1. Reconciliation thundering herd. If your operator watches a CRD with 500 instances and you deploy a new version, all 500 reconciliations fire simultaneously. Use MaxConcurrentReconciles to limit parallelism and add jitter to requeue intervals.

2. Status update conflicts. The Kubernetes API uses resource versions for optimistic concurrency. If your reconciler reads a resource, reconciles for 30 seconds, then tries to update status, the resource version may have changed. Always re-fetch before status updates, or use status().Update() which only conflicts on status subresource changes.

3. Finalizer deadlocks. If your finalizer depends on an external service that's down, the CR can't be deleted. Implement a timeout: if cleanup hasn't succeeded after N attempts, log an error, remove the finalizer, and let the CR be garbage-collected. Alert on this — it means orphaned resources.

4. CRD schema evolution. Adding a required field to your CRD breaks existing resources. Always add new fields as optional with sensible defaults. Use webhook defaulting to backfill values on existing resources.

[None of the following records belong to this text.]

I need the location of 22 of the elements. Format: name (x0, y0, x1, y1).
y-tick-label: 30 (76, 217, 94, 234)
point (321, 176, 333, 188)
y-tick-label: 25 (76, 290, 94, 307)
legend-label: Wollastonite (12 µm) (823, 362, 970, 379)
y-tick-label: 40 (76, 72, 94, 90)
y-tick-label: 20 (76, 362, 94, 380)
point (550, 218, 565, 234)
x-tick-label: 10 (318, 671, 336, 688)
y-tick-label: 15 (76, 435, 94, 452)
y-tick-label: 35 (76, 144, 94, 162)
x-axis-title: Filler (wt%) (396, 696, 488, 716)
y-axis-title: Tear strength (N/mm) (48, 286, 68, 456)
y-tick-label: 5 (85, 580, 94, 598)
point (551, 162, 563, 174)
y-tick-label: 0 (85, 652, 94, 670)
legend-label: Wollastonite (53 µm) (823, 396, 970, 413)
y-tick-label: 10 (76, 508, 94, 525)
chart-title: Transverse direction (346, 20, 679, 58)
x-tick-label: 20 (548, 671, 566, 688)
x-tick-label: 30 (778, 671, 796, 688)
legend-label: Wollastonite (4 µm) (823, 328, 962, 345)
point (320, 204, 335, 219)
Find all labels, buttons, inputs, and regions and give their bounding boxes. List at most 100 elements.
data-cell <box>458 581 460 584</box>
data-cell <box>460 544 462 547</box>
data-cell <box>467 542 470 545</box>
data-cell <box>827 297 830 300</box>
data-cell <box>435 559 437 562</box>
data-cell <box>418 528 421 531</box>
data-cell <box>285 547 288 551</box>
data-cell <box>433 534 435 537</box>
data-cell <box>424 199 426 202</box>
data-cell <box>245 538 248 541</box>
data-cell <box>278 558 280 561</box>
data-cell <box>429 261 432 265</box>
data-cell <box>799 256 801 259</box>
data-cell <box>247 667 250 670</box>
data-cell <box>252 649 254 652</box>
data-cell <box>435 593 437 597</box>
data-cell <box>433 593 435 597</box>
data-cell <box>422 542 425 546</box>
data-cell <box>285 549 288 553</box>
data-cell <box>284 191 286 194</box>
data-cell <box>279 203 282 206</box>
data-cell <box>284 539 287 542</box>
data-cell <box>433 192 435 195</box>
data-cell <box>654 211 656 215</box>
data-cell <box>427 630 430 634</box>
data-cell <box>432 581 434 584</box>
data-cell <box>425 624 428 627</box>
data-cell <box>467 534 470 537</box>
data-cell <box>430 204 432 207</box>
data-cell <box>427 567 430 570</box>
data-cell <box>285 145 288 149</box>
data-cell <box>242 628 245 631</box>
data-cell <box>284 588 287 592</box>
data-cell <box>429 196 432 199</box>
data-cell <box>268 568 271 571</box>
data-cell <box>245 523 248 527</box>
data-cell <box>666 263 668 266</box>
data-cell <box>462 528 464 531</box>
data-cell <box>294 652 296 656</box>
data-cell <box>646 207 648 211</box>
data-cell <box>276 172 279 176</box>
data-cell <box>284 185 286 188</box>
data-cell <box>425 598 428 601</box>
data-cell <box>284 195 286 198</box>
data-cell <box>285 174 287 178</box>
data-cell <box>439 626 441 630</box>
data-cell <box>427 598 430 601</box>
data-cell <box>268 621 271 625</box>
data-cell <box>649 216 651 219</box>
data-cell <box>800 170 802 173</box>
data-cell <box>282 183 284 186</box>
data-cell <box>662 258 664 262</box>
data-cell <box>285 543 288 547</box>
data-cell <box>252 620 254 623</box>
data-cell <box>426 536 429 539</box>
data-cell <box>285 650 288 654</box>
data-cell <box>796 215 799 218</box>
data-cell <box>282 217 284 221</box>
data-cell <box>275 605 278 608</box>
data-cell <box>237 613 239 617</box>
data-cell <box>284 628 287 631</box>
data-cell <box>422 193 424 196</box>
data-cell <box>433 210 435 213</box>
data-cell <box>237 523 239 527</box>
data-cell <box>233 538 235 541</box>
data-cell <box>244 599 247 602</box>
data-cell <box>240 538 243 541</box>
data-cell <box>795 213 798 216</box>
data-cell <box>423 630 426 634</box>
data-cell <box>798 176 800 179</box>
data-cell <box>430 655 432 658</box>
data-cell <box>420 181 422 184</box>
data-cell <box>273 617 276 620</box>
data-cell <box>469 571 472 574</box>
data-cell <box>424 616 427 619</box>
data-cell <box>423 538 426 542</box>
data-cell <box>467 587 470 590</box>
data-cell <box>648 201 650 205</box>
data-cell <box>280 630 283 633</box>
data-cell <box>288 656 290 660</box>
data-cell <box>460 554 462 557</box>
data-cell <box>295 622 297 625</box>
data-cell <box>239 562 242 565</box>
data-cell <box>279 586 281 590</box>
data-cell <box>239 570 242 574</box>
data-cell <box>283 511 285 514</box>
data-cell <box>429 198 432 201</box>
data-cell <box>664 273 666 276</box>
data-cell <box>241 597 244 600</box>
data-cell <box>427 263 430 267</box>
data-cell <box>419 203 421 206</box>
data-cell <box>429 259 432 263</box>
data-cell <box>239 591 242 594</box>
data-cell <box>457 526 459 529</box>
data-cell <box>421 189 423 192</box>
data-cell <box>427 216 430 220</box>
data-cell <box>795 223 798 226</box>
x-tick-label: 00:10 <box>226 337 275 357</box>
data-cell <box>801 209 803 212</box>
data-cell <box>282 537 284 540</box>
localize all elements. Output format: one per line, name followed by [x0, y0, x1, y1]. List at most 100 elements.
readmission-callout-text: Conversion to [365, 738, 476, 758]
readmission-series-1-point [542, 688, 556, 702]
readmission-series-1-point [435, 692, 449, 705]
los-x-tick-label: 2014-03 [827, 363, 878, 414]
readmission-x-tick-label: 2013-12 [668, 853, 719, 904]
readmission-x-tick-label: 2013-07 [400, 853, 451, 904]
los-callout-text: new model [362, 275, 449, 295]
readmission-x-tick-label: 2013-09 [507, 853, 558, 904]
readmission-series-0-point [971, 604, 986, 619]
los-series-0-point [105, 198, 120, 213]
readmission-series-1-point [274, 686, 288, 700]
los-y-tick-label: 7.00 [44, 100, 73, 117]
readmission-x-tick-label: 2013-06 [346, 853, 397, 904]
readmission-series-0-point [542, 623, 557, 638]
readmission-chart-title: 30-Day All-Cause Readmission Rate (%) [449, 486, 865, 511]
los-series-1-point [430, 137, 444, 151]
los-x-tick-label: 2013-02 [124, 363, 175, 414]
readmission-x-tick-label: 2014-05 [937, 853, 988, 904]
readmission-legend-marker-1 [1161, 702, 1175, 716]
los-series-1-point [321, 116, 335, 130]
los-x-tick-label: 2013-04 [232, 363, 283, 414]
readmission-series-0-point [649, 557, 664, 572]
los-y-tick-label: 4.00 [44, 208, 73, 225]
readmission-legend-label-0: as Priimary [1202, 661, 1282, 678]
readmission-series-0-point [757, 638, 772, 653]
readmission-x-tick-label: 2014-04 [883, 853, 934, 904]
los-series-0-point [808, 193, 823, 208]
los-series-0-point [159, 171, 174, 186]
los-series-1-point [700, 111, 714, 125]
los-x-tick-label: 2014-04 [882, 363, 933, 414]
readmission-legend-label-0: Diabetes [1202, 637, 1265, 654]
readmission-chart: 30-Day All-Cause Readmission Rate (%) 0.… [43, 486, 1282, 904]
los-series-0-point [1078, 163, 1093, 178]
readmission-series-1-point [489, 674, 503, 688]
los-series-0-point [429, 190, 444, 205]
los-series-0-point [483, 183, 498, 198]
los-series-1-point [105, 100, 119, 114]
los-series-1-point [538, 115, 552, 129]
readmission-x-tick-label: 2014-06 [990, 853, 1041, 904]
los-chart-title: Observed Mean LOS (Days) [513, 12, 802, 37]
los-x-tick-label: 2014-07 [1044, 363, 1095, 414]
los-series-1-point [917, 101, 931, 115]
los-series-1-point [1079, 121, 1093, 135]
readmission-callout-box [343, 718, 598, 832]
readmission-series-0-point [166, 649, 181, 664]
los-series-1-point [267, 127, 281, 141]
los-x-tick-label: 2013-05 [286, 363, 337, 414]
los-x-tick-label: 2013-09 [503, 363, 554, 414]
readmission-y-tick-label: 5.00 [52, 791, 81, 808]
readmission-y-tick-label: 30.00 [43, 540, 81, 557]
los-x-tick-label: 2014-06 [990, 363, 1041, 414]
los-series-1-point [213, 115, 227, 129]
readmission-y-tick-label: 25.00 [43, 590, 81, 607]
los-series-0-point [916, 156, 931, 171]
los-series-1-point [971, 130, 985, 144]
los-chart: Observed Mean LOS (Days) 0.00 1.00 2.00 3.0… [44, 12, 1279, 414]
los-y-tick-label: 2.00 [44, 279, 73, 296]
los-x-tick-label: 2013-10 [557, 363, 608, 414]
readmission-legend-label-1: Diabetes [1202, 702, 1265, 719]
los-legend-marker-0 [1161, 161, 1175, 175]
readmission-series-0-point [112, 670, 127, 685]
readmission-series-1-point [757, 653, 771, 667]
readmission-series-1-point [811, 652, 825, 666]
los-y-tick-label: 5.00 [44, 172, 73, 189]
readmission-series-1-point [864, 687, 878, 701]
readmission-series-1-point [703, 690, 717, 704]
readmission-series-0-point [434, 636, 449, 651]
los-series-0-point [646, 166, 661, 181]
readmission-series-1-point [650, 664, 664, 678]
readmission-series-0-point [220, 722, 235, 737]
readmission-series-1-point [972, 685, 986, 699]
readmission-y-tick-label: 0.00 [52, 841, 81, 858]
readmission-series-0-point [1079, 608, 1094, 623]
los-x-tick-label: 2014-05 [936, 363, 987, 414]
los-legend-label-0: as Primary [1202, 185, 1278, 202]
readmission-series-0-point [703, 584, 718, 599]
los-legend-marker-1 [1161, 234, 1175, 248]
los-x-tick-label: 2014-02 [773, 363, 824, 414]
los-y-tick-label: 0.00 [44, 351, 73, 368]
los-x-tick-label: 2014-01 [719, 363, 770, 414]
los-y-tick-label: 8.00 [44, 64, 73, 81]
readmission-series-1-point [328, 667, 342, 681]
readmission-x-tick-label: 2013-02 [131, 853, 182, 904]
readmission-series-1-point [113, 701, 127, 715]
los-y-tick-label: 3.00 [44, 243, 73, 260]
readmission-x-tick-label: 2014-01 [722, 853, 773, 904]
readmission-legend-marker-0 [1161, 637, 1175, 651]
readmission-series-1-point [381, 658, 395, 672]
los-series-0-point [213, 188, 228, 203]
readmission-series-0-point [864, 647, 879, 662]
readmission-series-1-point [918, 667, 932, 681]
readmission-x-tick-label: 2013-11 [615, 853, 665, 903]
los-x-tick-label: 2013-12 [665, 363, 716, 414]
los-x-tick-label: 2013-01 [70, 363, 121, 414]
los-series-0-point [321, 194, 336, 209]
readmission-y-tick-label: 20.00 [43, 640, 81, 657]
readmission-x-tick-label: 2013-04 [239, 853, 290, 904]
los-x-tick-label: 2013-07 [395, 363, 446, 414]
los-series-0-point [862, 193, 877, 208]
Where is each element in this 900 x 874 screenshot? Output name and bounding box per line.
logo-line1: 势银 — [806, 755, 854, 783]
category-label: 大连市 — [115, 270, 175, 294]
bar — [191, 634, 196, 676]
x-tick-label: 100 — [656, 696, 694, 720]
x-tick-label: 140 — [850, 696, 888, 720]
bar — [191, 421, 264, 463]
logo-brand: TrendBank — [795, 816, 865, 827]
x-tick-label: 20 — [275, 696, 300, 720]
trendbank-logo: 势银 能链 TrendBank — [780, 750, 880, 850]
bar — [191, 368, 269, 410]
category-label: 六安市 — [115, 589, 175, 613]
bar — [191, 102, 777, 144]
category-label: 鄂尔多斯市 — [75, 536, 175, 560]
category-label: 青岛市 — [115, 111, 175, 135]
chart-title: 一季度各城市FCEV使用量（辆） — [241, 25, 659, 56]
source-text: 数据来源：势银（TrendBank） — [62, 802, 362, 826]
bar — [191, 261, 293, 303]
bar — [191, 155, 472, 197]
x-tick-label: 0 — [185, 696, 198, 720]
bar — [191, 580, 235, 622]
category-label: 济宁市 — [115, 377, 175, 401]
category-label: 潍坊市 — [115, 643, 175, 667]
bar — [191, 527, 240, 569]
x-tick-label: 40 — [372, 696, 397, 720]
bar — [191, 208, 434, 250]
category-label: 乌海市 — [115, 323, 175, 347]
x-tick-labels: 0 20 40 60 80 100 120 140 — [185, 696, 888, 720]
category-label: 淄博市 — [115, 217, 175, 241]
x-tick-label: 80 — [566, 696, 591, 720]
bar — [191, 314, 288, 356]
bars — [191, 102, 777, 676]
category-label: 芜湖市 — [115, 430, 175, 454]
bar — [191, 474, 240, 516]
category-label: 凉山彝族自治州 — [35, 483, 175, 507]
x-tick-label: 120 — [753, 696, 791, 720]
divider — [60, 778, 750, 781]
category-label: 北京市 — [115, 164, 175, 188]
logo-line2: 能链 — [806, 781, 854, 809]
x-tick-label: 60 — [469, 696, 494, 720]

5. RBAC scope creep. Operators need RBAC permissions, and it's tempting to grant cluster-admin. Don't. Follow least-privilege: the operator should only have permissions on the specific resources it manages. Review RBAC rules during code review.

Readiness Checklist

Before promoting a custom operator to production:

  • [ ] CRD has validation webhooks (reject invalid specs early, not during reconciliation)
  • [ ] Defaulting webhook sets sensible defaults for optional fields
  • [ ] Finalizers implemented for all external resource cleanup
  • [ ] PodDisruptionBudget on the operator deployment itself
  • [ ] Leader election enabled (only one operator instance reconciles at a time)
  • [ ] Metrics endpoint exposed and scraped by monitoring
  • [ ] Runbook written for: operator crash loop, reconciliation stuck, finalizer deadlock
  • [ ] Load tested with 10x expected CR count to verify reconciliation throughput
  • [ ] Upgrade path tested: v1alpha1 → v1beta1 conversion webhook works
  • [ ] RBAC reviewed: no unnecessary cluster-wide permissions

Where This Is Heading

The Kubernetes operator ecosystem is maturing fast. Crossplane is blurring the line between operators and infrastructure-as-code. Cluster API is making cluster lifecycle itself operator-managed. The pattern of "encode operational knowledge in a control loop" is winning because it's fundamentally how distributed systems maintain consistency.

For platform teams on EKS, the practical advice is: lean heavily on community operators for well-solved problems, invest in custom operators only for your domain-specific operational logic, and treat your operator codebase with the same rigor as any production service — because that's exactly what it is.